Os tecidos acometidos devem ser enviados para histopatologia, para a observação de infiltrados de células linfoblásticas pleomórficas (diagnóstico diferencial de leucose linfoide, com células linfoblásticas monomórficas). Na forma inflamatória, pequenos linfócitos e plasmócitos também estão presentes.

Por imuno-histoquímica, linfócitos T podem ser demonstrados nos tumores com anticorpos mono ou policlonais específicos para linfoblastos T, ou GaHV-2 pode ser detectado nos tecidos infectados, usando anticorpos dirigidos para antígenos virais [12, 17, 18]. Na doença de Marek, os tumores são de origem linfoblástica T e diferentes de linfoblastos B presentes na leucose linfoide [18].

Reações em cadeia pela polimerase (PCR) estão descritas para a amplificação de segmentos de genes que codificam proteínas estruturais e não estruturais de GaHV-2 [1, 3, 8, 12, 17, 20, 22]. PCR com oligonucleotídeos específicos, por exemplo, dirigidos para a amplificação dos genes que codificam as glicoproteínas B, C, D, timidina quinase (TK) ou a proteína da célula infectada (ICP-4 – infected cell protein 4) [1, 3, 12, 17], permitem a confirmação da presença viral.
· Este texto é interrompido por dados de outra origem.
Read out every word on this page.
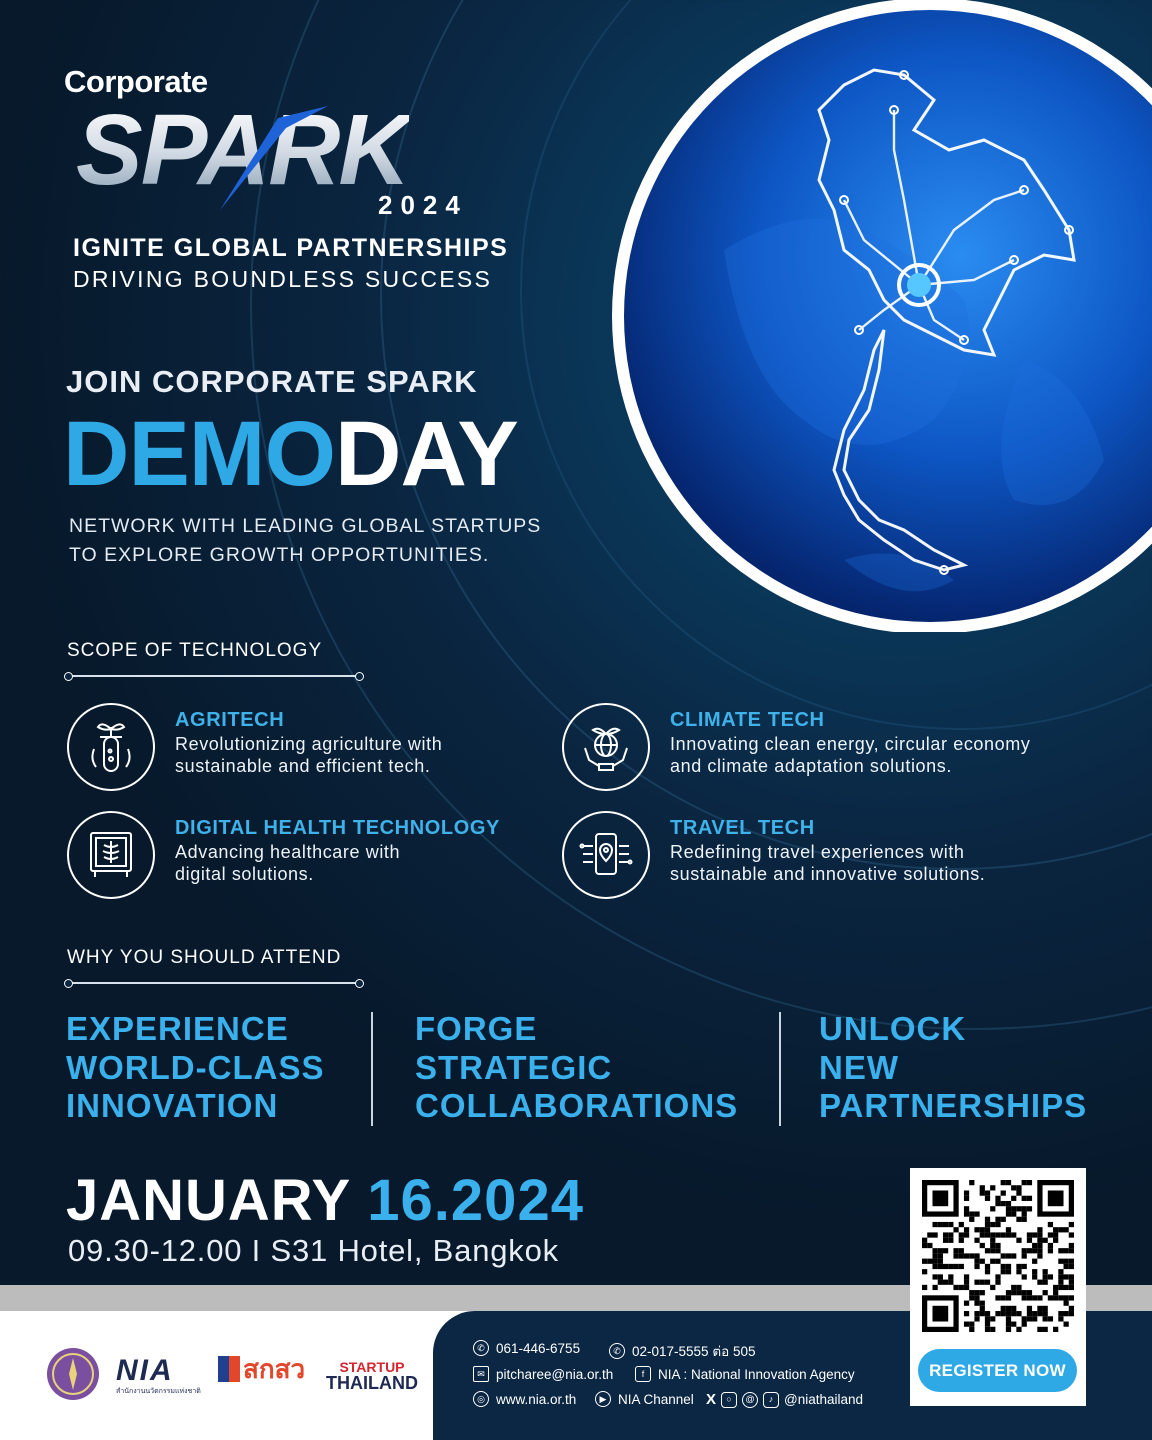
Corporate
SPARK
2024
IGNITE GLOBAL PARTNERSHIPS
DRIVING BOUNDLESS SUCCESS
JOIN CORPORATE SPARK
DEMODAY
NETWORK WITH LEADING GLOBAL STARTUPS
TO EXPLORE GROWTH OPPORTUNITIES.
SCOPE OF TECHNOLOGY
AGRITECH
Revolutionizing agriculture with
sustainable and efficient tech.
CLIMATE TECH
Innovating clean energy, circular economy
and climate adaptation solutions.
DIGITAL HEALTH TECHNOLOGY
Advancing healthcare with
digital solutions.
TRAVEL TECH
Redefining travel experiences with
sustainable and innovative solutions.
WHY YOU SHOULD ATTEND
EXPERIENCE
WORLD-CLASS
INNOVATION
FORGE
STRATEGIC
COLLABORATIONS
UNLOCK
NEW
PARTNERSHIPS
JANUARY 16.2024
09.30-12.00 I S31 Hotel, Bangkok
NIA
สำนักงานนวัตกรรมแห่งชาติ
สกสว	STARTUP
THAILAND
✆ 061-446-6755	✆ 02-017-5555 ต่อ 505
✉ pitcharee@nia.or.th	f	NIA : National Innovation Agency
◎ www.nia.or.th	▶ NIA Channel X	○	@	♪ @niathailand
REGISTER NOW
O GaHV-2 pode ser isolado dos tecidos infectados em ovos embrionados (membrana corioalantoide) [19] e em monocamadas primárias ou de linhagens contínuas [18]. Os isolados podem ser classificados quanto ao patotipo, uma vez que há diferenças em patogenicidade entre estirpes do sorotipo 1 [12, 17, 21].

A vacinação contra a DM é obrigatória para todas as galinhas e frangos industriais no Brasil [4] e tem resultado em controle muito eficiente da ocorrência da doença. A vacinação in ovo é feita no 18º dia de incubação (ou seja, antes da eclosão), e a vacinação do primeiro dia de vida (ainda no incubatório) é feita via subcutânea.

As vacinas contra a DM utilizadas no Brasil são sempre vivas, simples ou combinadas, e com um mínimo de 1.500 unidades formadoras de placas. Há vacinas preparadas com estirpes do GaHV-2 sorotipo 1 atenuadas (por exemplo, CVI988/Rispens), sorotipo 2 (por exemplo, SB1) naturalmente não patogênicas, ou vacina do sorotipo 3, herpesvírus de perus (HVT, herpesvirus of turkeys).

As vacinas com HVT são as mais comumente utilizadas, preparadas com a estirpe FC126, relacionada antigenicamente ao GaHV-2, e podem ser conservadas liofilizadas (sublimação a -40°C) ou em nitrogênio líquido (vírus associado à célula). Todas as vacinas com estirpes de GaHV-2 são associadas à célula e mantidas em nitrogênio líquido [12, 17].